According to Reuters, the Federal Bureau of Investigation is looking into Mr Rhodes and Mr Tarrio’s participation in the meeting, which reportedly took place on 5 January 2021 at a car park near the Park Phoenix Hotel, a favoured place of lodging for the pro-Trump gang led by Mr Tarrio.

Also reportedly present were Bianca Gracia, the leader of the Latinos for America First political action committee and Oath Keepers attorney Kellye SoRelle.

The meeting has attracted the interests of FBI agents because it places the leaders of the two largest, most prominent and most violent pro-Trump extremist groups together shortly before both groups participated in the worst attack on the Capitol since the 1814 Burning of Washington.

The House of Representatives select committee probing the origins of the 6 January insurrection is also looking into Mr Tarrio and Mr Rhodes, both of whom have received subpoenas to produce documents and give evidence before the panel.

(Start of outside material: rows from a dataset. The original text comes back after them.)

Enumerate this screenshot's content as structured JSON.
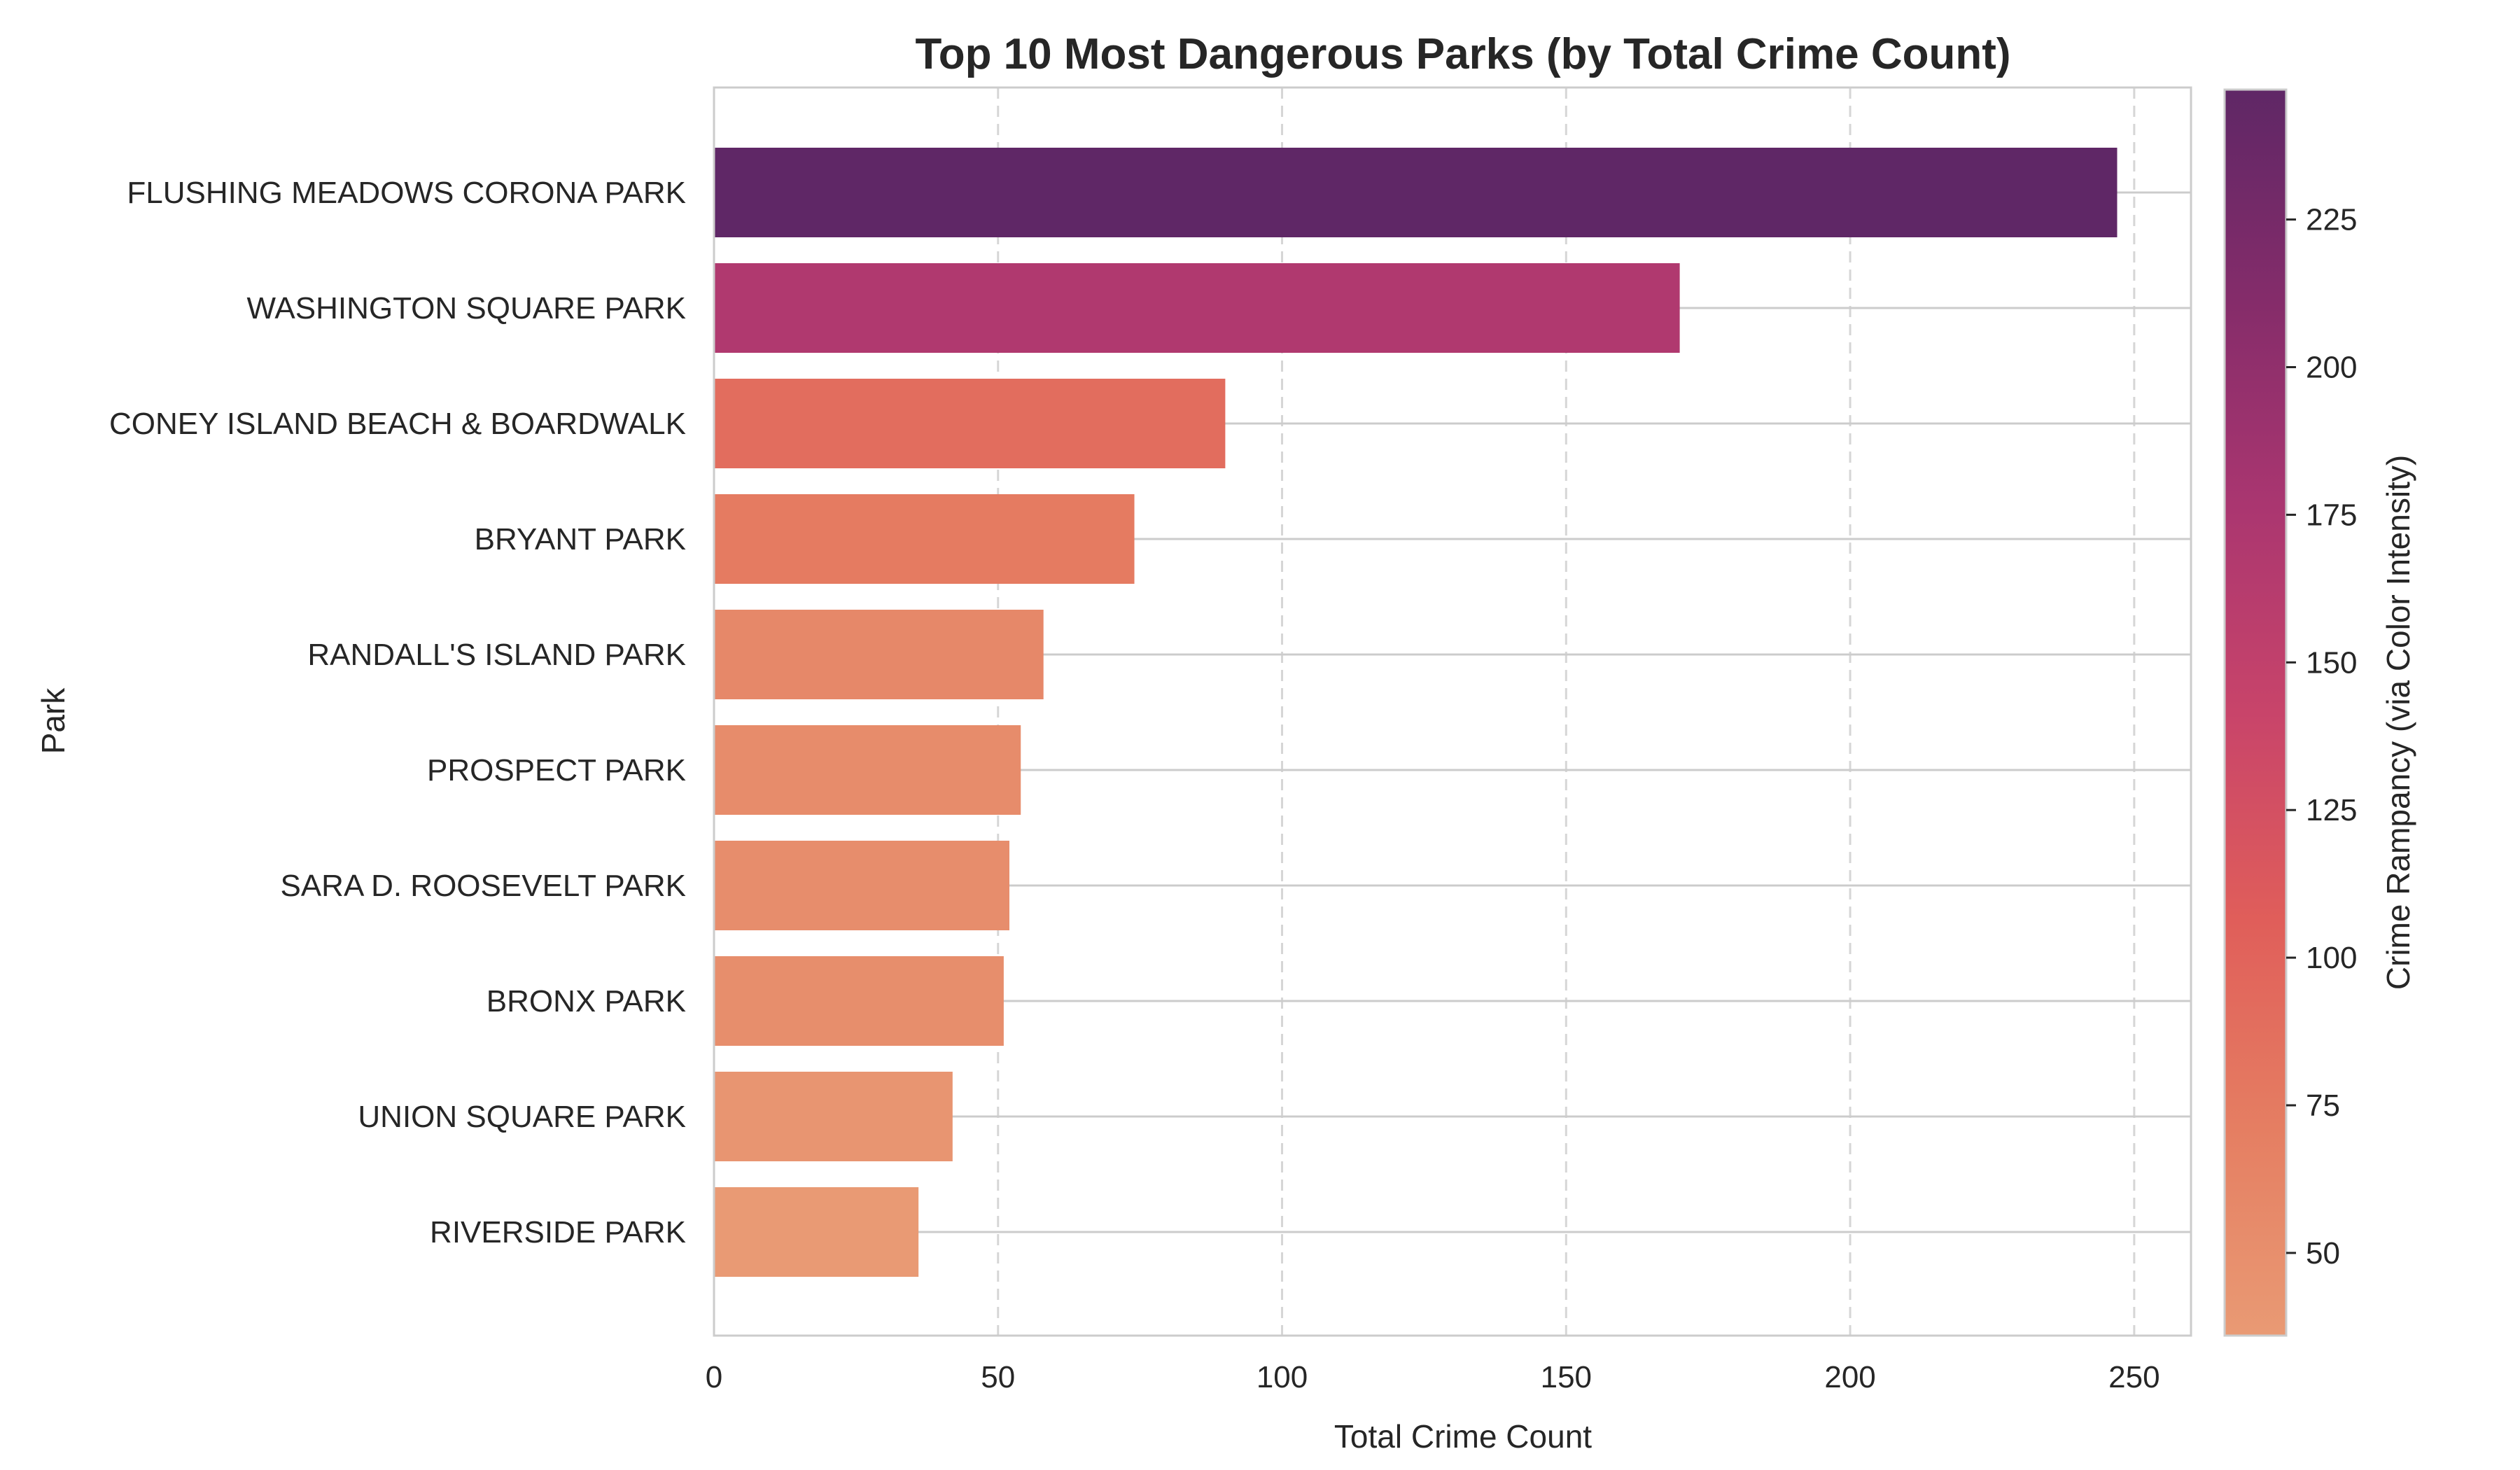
{
  "chart_data": {
    "type": "bar",
    "orientation": "horizontal",
    "title": "Top 10 Most Dangerous Parks (by Total Crime Count)",
    "xlabel": "Total Crime Count",
    "ylabel": "Park",
    "xlim": [
      0,
      260
    ],
    "xticks": [
      0,
      50,
      100,
      150,
      200,
      250
    ],
    "grid": "x dashed",
    "categories": [
      "FLUSHING MEADOWS CORONA PARK",
      "WASHINGTON SQUARE PARK",
      "CONEY ISLAND BEACH & BOARDWALK",
      "BRYANT PARK",
      "RANDALL'S ISLAND PARK",
      "PROSPECT PARK",
      "SARA D. ROOSEVELT PARK",
      "BRONX PARK",
      "UNION SQUARE PARK",
      "RIVERSIDE PARK"
    ],
    "values": [
      247,
      170,
      90,
      74,
      58,
      54,
      52,
      51,
      42,
      36
    ],
    "colorbar": {
      "label": "Crime Rampancy (via Color Intensity)",
      "range": [
        36,
        247
      ],
      "ticks": [
        50,
        75,
        100,
        125,
        150,
        175,
        200,
        225
      ],
      "colormap": "flare",
      "colors": [
        "#e99a74",
        "#e57e62",
        "#e05e5a",
        "#c8446a",
        "#aa3670",
        "#842c6a",
        "#5f2766"
      ]
    }
  }
}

Earlier this year, Mr Rhodes – a Yale-educated attorney and US Army veteran – was indicted on charges of seditious conspiracy relating to his participation in the attack on the Capitol, which a pro-Trump mob carried out in hopes of preventing Congress from certifying President Joe Biden’s 2020 election victory. An attorney for Mr Rhodes told Reuters in an email that “there was no coordination” between the two leaders.

Stewart Rhodes
Stewart Rhodes

Additionally, multiple members of the Proud Boys – an all-male group which regularly antagonises antiracist and antifascist protesters and styles itself as a “western chauvinist” fraternity – have been charged in connection with the pro-Trump riot.

Members of the Oath Keepers – some of whom were captured on video moving up the Capitol steps in an infantry-style “stack” formation during the riot – have also been indicted for their alleged roles in the violence that day.

Mr Tarrio, however, has not been charged with any crime in connection with the events of 6 January. DC Metropolitan Police officers arrested him two days prior to the insurrection on charges relating to his burning a “Black Lives Matter” banner belonging to a historic Washington DC church, and he spent one night in jail before being released and catching a ride to the Phoenix Park Hotel, where he encountered Mr Rhodes.

According to Ms SoRelle, Mr Rhodes and Mr Tarrio shook hands an exchanged pleasantries during the meeting and discussed Mr Tarrio’s need for a lawyer in the case for which he’d just been arrested.